Özel, Silivri’deki görüşmenin ardından yaptığı açıklamada, sevk kararlarının siyasi bir amaç taşıdığını savunarak, “Aileleri, çocukları 20 dakika mesafedeyken tutuklular altı farklı ile gönderildi. Bu vicdansızlıktır” ifadelerini kullandı. CHP lideri, bu uygulamayı geçmiş dönemdeki FETÖ yapılanmalarıyla kıyaslayarak, “FETÖ bile burada bu kadarına tenezzül etmemişti” dedi.

Özel’in konuşmasından satır başları şöyle;

"Cezaevinde İBB Başkanımız, Cumhurbaşkanı adayımız Ekrem İmamoğlu ile belediye başkanı arkadaşlarımızla, parti meclisi üyemiz Baki Aydöner ile, önceki dönem genel başkan yardımcımız, çok sayıda arkadaşımız ile ayrı ayrı görüşmeler gerçekleştirdik. Öncelikle tabi Silivri Cezaevinde olması büyük bir üzüntü ancak İstanbul'un seçilmiş Belediye Başkanı Ekrem İmamoğlu'nun bugün yaş günü. Yaş gününü kutladık. Şimdiden bayramlaştık.

Tabi hepimiz bir süredir yaşanan dalga dalga gelen bu adaletsizliğe, bu haksızlıklara isyan ediyoruz. İtiraz ediyoruz. Hangi birini dile getirelim ama bıkmadan usanmadan meydan meydan dolaşarak ve her mecrayı, her kürsüyü, her imkanı kullanarak bu yapılan, belki Cumhuriyet tarihinin sayılı hukuksuzlukları ve ele geçirilmiş kamu gücünün nasıl siyasi rakipleri yıldırmak için kullanıldığının en berbat örneklerini anlatmaya ve bu konuyu vatandaşlarımızın vicdanlarına emanet etmeye devam edeceğiz.

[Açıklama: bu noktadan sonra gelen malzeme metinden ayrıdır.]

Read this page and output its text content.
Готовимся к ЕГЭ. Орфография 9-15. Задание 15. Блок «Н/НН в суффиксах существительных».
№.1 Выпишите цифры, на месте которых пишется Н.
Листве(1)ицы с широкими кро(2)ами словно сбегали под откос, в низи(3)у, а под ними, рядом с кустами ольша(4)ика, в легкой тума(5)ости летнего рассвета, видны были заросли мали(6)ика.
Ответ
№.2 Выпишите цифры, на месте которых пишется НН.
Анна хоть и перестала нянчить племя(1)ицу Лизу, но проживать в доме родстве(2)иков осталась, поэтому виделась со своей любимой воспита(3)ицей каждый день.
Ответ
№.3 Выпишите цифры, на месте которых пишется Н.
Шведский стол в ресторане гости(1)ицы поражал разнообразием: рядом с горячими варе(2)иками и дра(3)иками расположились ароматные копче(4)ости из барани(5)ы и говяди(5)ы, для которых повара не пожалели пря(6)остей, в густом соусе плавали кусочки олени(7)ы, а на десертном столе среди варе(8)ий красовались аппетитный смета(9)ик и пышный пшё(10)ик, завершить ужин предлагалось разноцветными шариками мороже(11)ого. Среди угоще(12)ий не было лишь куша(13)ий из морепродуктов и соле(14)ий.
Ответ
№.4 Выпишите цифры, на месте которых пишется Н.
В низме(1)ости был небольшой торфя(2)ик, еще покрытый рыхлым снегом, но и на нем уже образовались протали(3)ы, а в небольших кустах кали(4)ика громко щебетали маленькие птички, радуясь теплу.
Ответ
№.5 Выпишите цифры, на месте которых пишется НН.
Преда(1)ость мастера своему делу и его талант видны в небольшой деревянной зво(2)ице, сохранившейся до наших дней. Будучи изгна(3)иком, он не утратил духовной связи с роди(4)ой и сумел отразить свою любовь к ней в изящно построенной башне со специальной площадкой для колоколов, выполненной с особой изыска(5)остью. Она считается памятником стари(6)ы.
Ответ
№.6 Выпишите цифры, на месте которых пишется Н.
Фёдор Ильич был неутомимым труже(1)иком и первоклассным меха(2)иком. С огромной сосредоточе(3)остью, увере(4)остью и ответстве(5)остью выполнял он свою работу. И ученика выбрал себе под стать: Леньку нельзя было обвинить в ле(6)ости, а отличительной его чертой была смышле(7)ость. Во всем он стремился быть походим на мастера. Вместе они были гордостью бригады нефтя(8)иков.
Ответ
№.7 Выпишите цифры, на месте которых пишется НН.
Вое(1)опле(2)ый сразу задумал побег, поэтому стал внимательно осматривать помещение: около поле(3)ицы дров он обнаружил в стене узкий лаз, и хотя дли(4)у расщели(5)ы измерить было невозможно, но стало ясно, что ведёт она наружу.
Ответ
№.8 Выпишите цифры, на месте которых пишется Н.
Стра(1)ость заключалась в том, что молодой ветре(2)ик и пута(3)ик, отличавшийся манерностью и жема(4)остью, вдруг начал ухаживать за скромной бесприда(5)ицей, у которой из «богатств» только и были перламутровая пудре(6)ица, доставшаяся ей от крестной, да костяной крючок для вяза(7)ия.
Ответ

Öncelikle dün akşam saatlerinde Silivri cezaevinden 12 arkadaşımız, Bolu'ya, İzmir'e, Kocaeli, Edirne, Tekirdağ derken 6 farklı şehre yollandılar. Örneğin Beylikdüzü Belediye Başkanı Mehmet Murat Çalık, buradan alındı ve İzmir'e yollandı. Ailesi, eşi, evlatları, aile büyükleri 20 dk mesafedeyken, şimid 6 saat mesafedeler. Nasıl olacak bu aile görüşleri.

Bugüne kadar 20'den fazla arkadaşımız, kimi Bandırma'da, kimi Eskişehir'de, ailelerine mümkün olan uzak yerlere yollanıyor."

"FETÖ’cüler bu kadarını yapmadılar"

"FETÖ'cüler ne zulümler yaptılar burada, bu kadarını yapmadılar. Buna tenezzül etmediler. Ailelere acı çektirip, kişilere psikolojik baskı yapıp, onları yıldırmaya ve onları efendim acaba bir başkasına attıracağımız iftiraya alet olur mu?

Bugünden ileriye doğru kin, öfke, nefret biriktirmeyelim diyoruz ama bunu mümkün kılmayacak kötülerle karşı karşıyayız. Tek tahaddüdümüz bizden sonra kimsenin eşi, dostu, arkadaşı, ailesi, anası, babası bizim siyasi rakibimiz diye zulüm görmeyecek. Ama bu zulmedenlere, bu kararları alanlara, bu kararları onlara aldıran kötü akla, uygulayanlara, onlara hiçbir şeyin garantisini vermiyorum. Sadece adil yargılanma garantisi veriyorum. Bu kadar kötülüğün yanlarına kalacağını düşünmemelerini tavsiye ediyorum. Bu kadar kötülük eninde sonunda çıkacak."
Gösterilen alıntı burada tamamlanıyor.